Für Talkwalker war KI und Machine Learning schon immer ein sehr wichtiges Thema. Wir hatten bereits vor 4 Jahren ein Team aus dedizierten KI-Spezialisten zusammengestellt, um Talkwalker in diesem Bereich auszubauen. Wir haben viele KI-Tools wie die Sentiment Analyse, die uns helfen und uns einen Vorteil gegenüber unseren Mitbewerbern geben. Deshalb ist es sehr wichtig, diese Technologien zu nutzen.

Für die Zukunft haben wir bereits einiges geplant, worin wir bereits jetzt stark investieren und es wird mehr hinzu kommen.
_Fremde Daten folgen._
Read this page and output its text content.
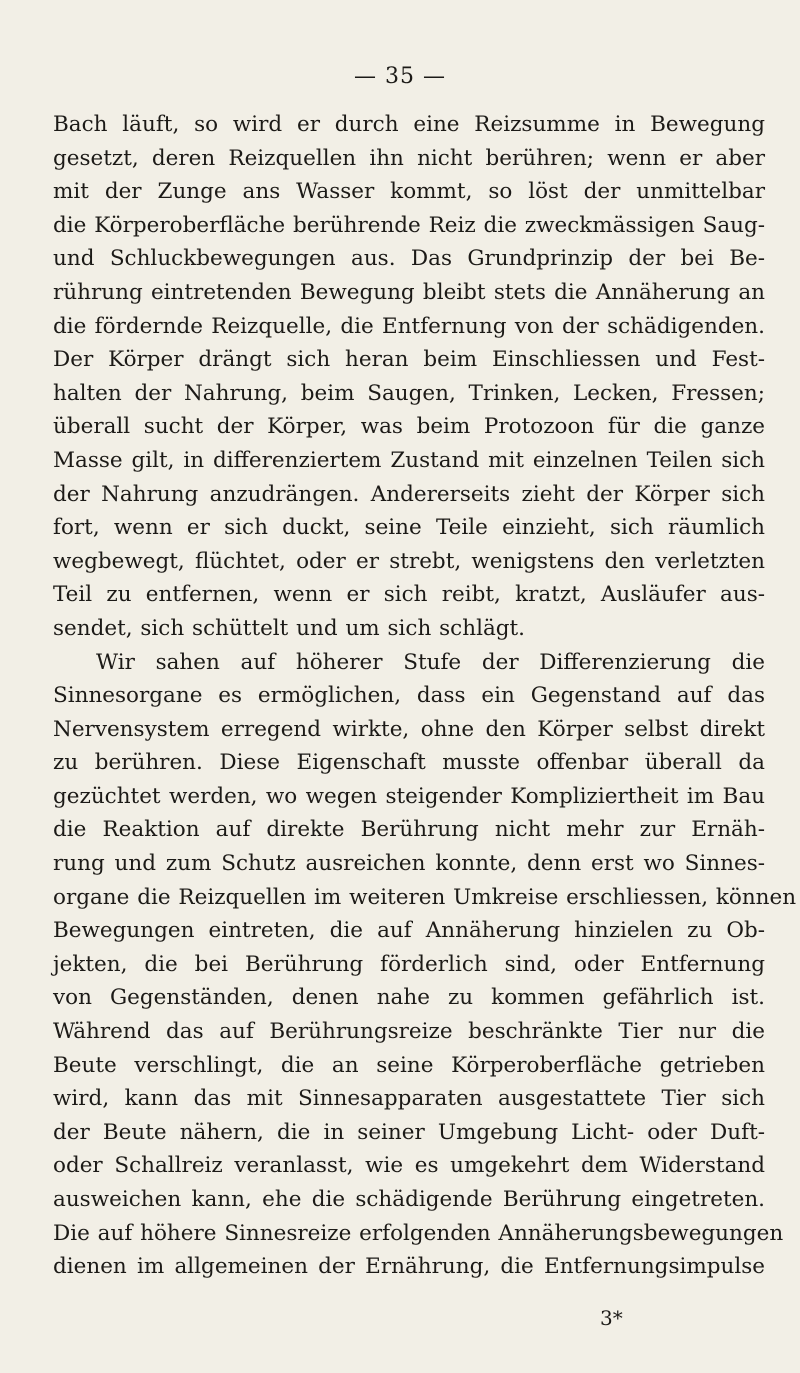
— 35 —
Bach läuft, so wird er durch eine Reizsumme in Bewegung
gesetzt, deren Reizquellen ihn nicht berühren; wenn er aber
mit der Zunge ans Wasser kommt, so löst der unmittelbar
die Körperoberfläche berührende Reiz die zweckmässigen Saug-
und Schluckbewegungen aus. Das Grundprinzip der bei Be-
rührung eintretenden Bewegung bleibt stets die Annäherung an
die fördernde Reizquelle, die Entfernung von der schädigenden.
Der Körper drängt sich heran beim Einschliessen und Fest-
halten der Nahrung, beim Saugen, Trinken, Lecken, Fressen;
überall sucht der Körper, was beim Protozoon für die ganze
Masse gilt, in differenziertem Zustand mit einzelnen Teilen sich
der Nahrung anzudrängen. Andererseits zieht der Körper sich
fort, wenn er sich duckt, seine Teile einzieht, sich räumlich
wegbewegt, flüchtet, oder er strebt, wenigstens den verletzten
Teil zu entfernen, wenn er sich reibt, kratzt, Ausläufer aus-
sendet, sich schüttelt und um sich schlägt.
Wir sahen auf höherer Stufe der Differenzierung die
Sinnesorgane es ermöglichen, dass ein Gegenstand auf das
Nervensystem erregend wirkte, ohne den Körper selbst direkt
zu berühren. Diese Eigenschaft musste offenbar überall da
gezüchtet werden, wo wegen steigender Kompliziertheit im Bau
die Reaktion auf direkte Berührung nicht mehr zur Ernäh-
rung und zum Schutz ausreichen konnte, denn erst wo Sinnes-
organe die Reizquellen im weiteren Umkreise erschliessen, können
Bewegungen eintreten, die auf Annäherung hinzielen zu Ob-
jekten, die bei Berührung förderlich sind, oder Entfernung
von Gegenständen, denen nahe zu kommen gefährlich ist.
Während das auf Berührungsreize beschränkte Tier nur die
Beute verschlingt, die an seine Körperoberfläche getrieben
wird, kann das mit Sinnesapparaten ausgestattete Tier sich
der Beute nähern, die in seiner Umgebung Licht- oder Duft-
oder Schallreiz veranlasst, wie es umgekehrt dem Widerstand
ausweichen kann, ehe die schädigende Berührung eingetreten.
Die auf höhere Sinnesreize erfolgenden Annäherungsbewegungen
dienen im allgemeinen der Ernährung, die Entfernungsimpulse
3*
Wir werden bestimmt noch mehr in Machine Learning investieren. Aufgrund der Menge an Daten, die wir verarbeiten und aufbereiten, werden wir auch einen höheren Bedarf an Servern mit GPUs haben. Unsere wichtigste Mission ist die Nadel im Heuhaufen zu finden – die wichtigen Informationen aus anderen Millionen von Informationen herauszufiltern. Damit helfen wir unseren Kunden, die Zeit, die sie mit der Plattform verbringen, zu reduzieren und ihnen dennoch wertvolle Einsichten zu geben. KI ist das wichtigste Tool, um dieses Ziel zu erreichen.

Deshalb freue ich mich schon darauf, was noch kommen wird und wie wir bei der Entwicklung weiter vorgehen.